Common compulsive behaviors in OCD include:

  • Excessive double-checking of things, such as locks, appliances, and switches
  • Repeatedly checking in on loved ones to make sure they’re safe
  • Counting, tapping, repeating certain words, or doing other senseless things to reduce anxiety
  • Spending a lot of time washing or cleaning
  • Ordering or arranging things “just so”
  • Praying excessively or engaging in rituals triggered by religious fear

You can eliminate mild obsessive compulsion easily, whereas, severe obsessive compulsiveness, require support of medical and mental health professionals.

When you start pondering or obsessing over an activity, you must try to stop the negative pattern, and provide control and security.
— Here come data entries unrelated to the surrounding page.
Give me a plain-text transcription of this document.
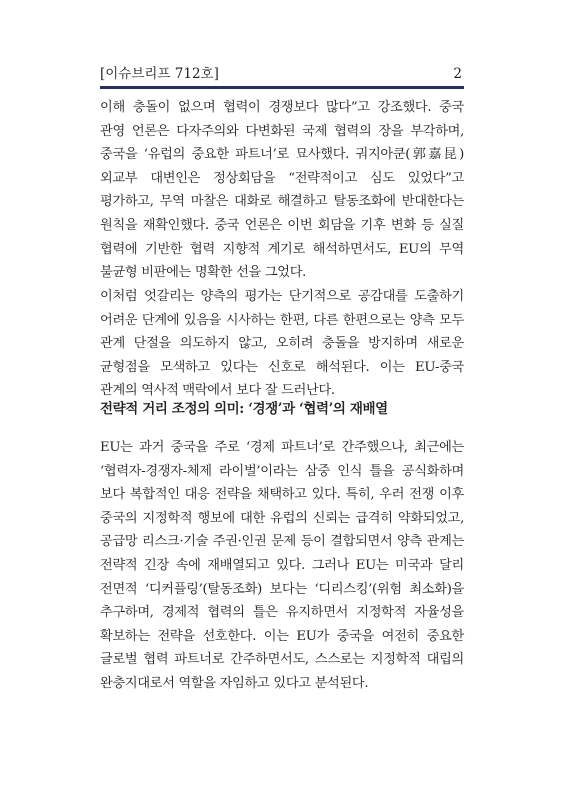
[이슈브리프 712호]	2
이해 충돌이 없으며 협력이 경쟁보다 많다”고 강조했다. 중국 관영 언론은 다자주의와 다변화된 국제 협력의 장을 부각하며, 중국을 ‘유럽의 중요한 파트너’로 묘사했다. 궈지아쿤(郭嘉昆) 외교부 대변인은 정상회담을 “전략적이고 심도 있었다”고 평가하고, 무역 마찰은 대화로 해결하고 탈동조화에 반대한다는 원칙을 재확인했다. 중국 언론은 이번 회담을 기후 변화 등 실질 협력에 기반한 협력 지향적 계기로 해석하면서도, EU의 무역 불균형 비판에는 명확한 선을 그었다.
이처럼 엇갈리는 양측의 평가는 단기적으로 공감대를 도출하기 어려운 단계에 있음을 시사하는 한편, 다른 한편으로는 양측 모두 관계 단절을 의도하지 않고, 오히려 충돌을 방지하며 새로운 균형점을 모색하고 있다는 신호로 해석된다. 이는 EU-중국 관계의 역사적 맥락에서 보다 잘 드러난다.
전략적 거리 조정의 의미: ‘경쟁’과 ‘협력’의 재배열
EU는 과거 중국을 주로 ‘경제 파트너’로 간주했으나, 최근에는 ‘협력자-경쟁자-체제 라이벌’이라는 삼중 인식 틀을 공식화하며 보다 복합적인 대응 전략을 채택하고 있다. 특히, 우러 전쟁 이후 중국의 지정학적 행보에 대한 유럽의 신뢰는 급격히 약화되었고, 공급망 리스크·기술 주권·인권 문제 등이 결합되면서 양측 관계는 전략적 긴장 속에 재배열되고 있다. 그러나 EU는 미국과 달리 전면적 ‘디커플링’(탈동조화) 보다는 ‘디리스킹’(위험 최소화)을 추구하며, 경제적 협력의 틀은 유지하면서 지정학적 자율성을 확보하는 전략을 선호한다. 이는 EU가 중국을 여전히 중요한 글로벌 협력 파트너로 간주하면서도, 스스로는 지정학적 대립의 완충지대로서 역할을 자임하고 있다고 분석된다.
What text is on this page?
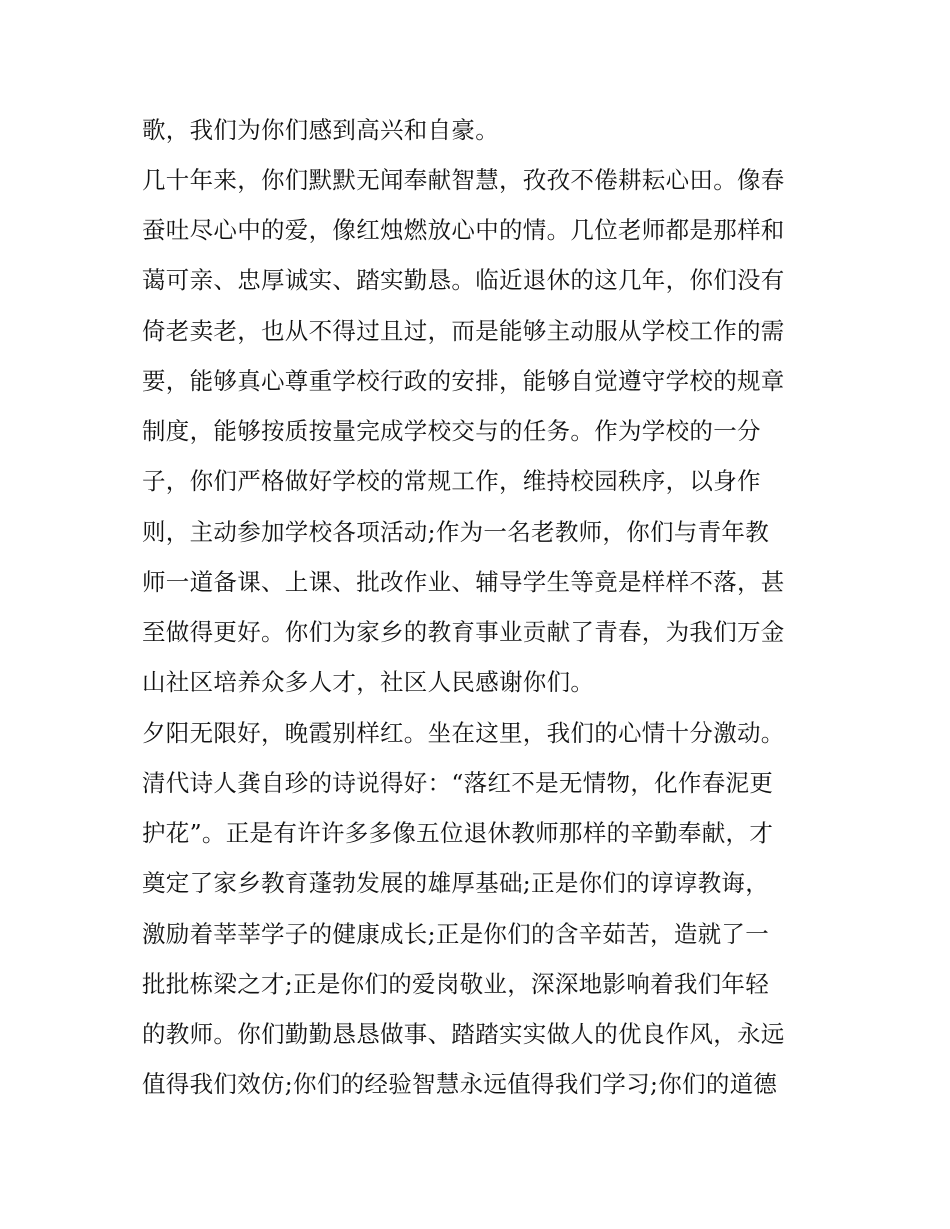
歌，我们为你们感到高兴和自豪。
几十年来，你们默默无闻奉献智慧，孜孜不倦耕耘心田。像春
蚕吐尽心中的爱，像红烛燃放心中的情。几位老师都是那样和
蔼可亲、忠厚诚实、踏实勤恳。临近退休的这几年，你们没有
倚老卖老，也从不得过且过，而是能够主动服从学校工作的需
要，能够真心尊重学校行政的安排，能够自觉遵守学校的规章
制度，能够按质按量完成学校交与的任务。作为学校的一分
子，你们严格做好学校的常规工作，维持校园秩序，以身作
则，主动参加学校各项活动;作为一名老教师，你们与青年教
师一道备课、上课、批改作业、辅导学生等竟是样样不落，甚
至做得更好。你们为家乡的教育事业贡献了青春，为我们万金
山社区培养众多人才，社区人民感谢你们。
夕阳无限好，晚霞别样红。坐在这里，我们的心情十分激动。
清代诗人龚自珍的诗说得好：“落红不是无情物，化作春泥更
护花”。正是有许许多多像五位退休教师那样的辛勤奉献，才
奠定了家乡教育蓬勃发展的雄厚基础;正是你们的谆谆教诲，
激励着莘莘学子的健康成长;正是你们的含辛茹苦，造就了一
批批栋梁之才;正是你们的爱岗敬业，深深地影响着我们年轻
的教师。你们勤勤恳恳做事、踏踏实实做人的优良作风，永远
值得我们效仿;你们的经验智慧永远值得我们学习;你们的道德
A good anchor code stops an obsessive thought pattern and provides fact-based security for new action. One can get it under control and recover from it, however at the present, there is no cure. It is a potential that will always be there in the background, even when one's life is no longer affected by it.
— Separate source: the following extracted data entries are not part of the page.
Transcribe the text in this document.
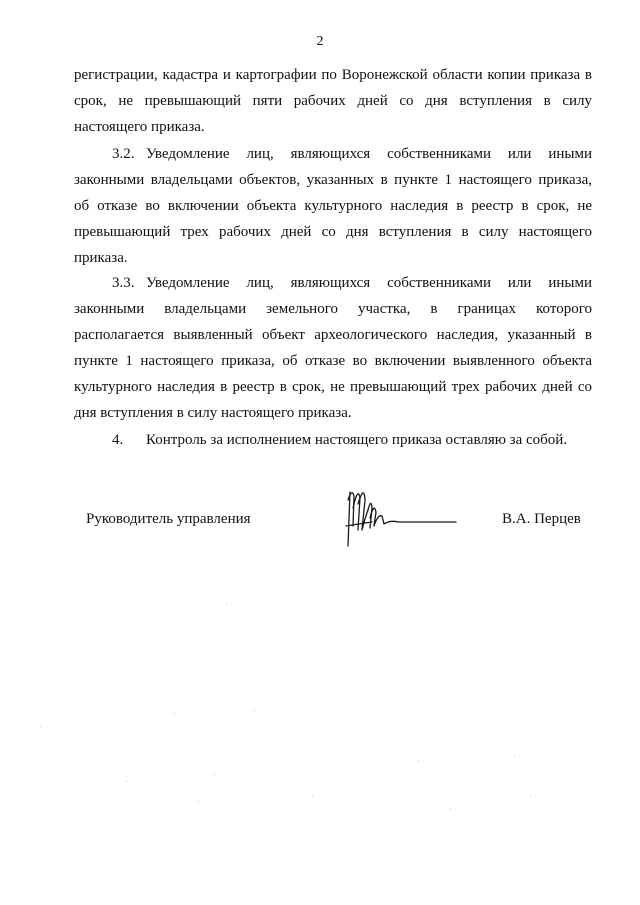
2
регистрации, кадастра и картографии по Воронежской области копии приказа в
срок, не превышающий пяти рабочих дней со дня вступления в силу
настоящего приказа.
3.2. Уведомление лиц, являющихся собственниками или иными
законными владельцами объектов, указанных в пункте 1 настоящего приказа,
об отказе во включении объекта культурного наследия в реестр в срок, не
превышающий трех рабочих дней со дня вступления в силу настоящего
приказа.
3.3. Уведомление лиц, являющихся собственниками или иными
законными владельцами земельного участка, в границах которого
располагается выявленный объект археологического наследия, указанный в
пункте 1 настоящего приказа, об отказе во включении выявленного объекта
культурного наследия в реестр в срок, не превышающий трех рабочих дней со
дня вступления в силу настоящего приказа.
4. Контроль за исполнением настоящего приказа оставляю за собой.
Руководитель управления	В.А. Перцев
The treatment for obsessive compulsive behaviour depends on the how much the condition is affecting the daily life of the person. There are two main treatments, firstly Cognitive-behavioural therapy, which involves graded exposure and response prevention and the second being medication. The cognitive behaviour therapy emboldens one to face one's fear and let the obsessive thoughts occur without neutralising them with compulsions. In second case, treatment is by medication to control one's symptoms by altering the balance of chemicals in brain.

Obsessive compulsive behaviour that has a relatively minor impact on one's daily life is usually treated with a short course of cognitive behavioural therapy. Cognitive behavioural therapy involves exposure and response prevention that is used to help people with all severities. People with mild to moderate behaviour usually need about 10 hours of therapist treatment, combined with exercises to be done at home between sessions. Those with moderate to severe symptoms may need a more intensive course of therapy that lasts longer than 10 hours.

During the sessions, one works with therapist to break down the problems into their separate parts like physical feelings, thoughts and actions. The therapist encourages you to face your fear and let the obsessive thoughts occur without putting them right. It requires motivation and one should start with situations that cause the least anxiety first. These exposure exercises need to take place many times a day, and need to be done for one to two hours without engaging in compulsions to undo them. People with Obsessive compulsive behaviour find that when they confront their anxiety without carrying the compulsion, the anxiety goes away. Each time, the chances of anxiety reduces and last for a shorter period of time. 

Once you have one exposure task, you can move on to a more difficult task, until you have overcome all of the situations that make you anxious.  It is important to remember it can take several months before a treatment has a noticeable effect. It is extremely vital to remember that no one is perfect, nor can anyone recover perfectly.  Even in well maintained recoveries, people can occasionally mess up and forget what they are supposed to be doing. If you wish to discuss about any specific problem, you can consult a psychiatrist.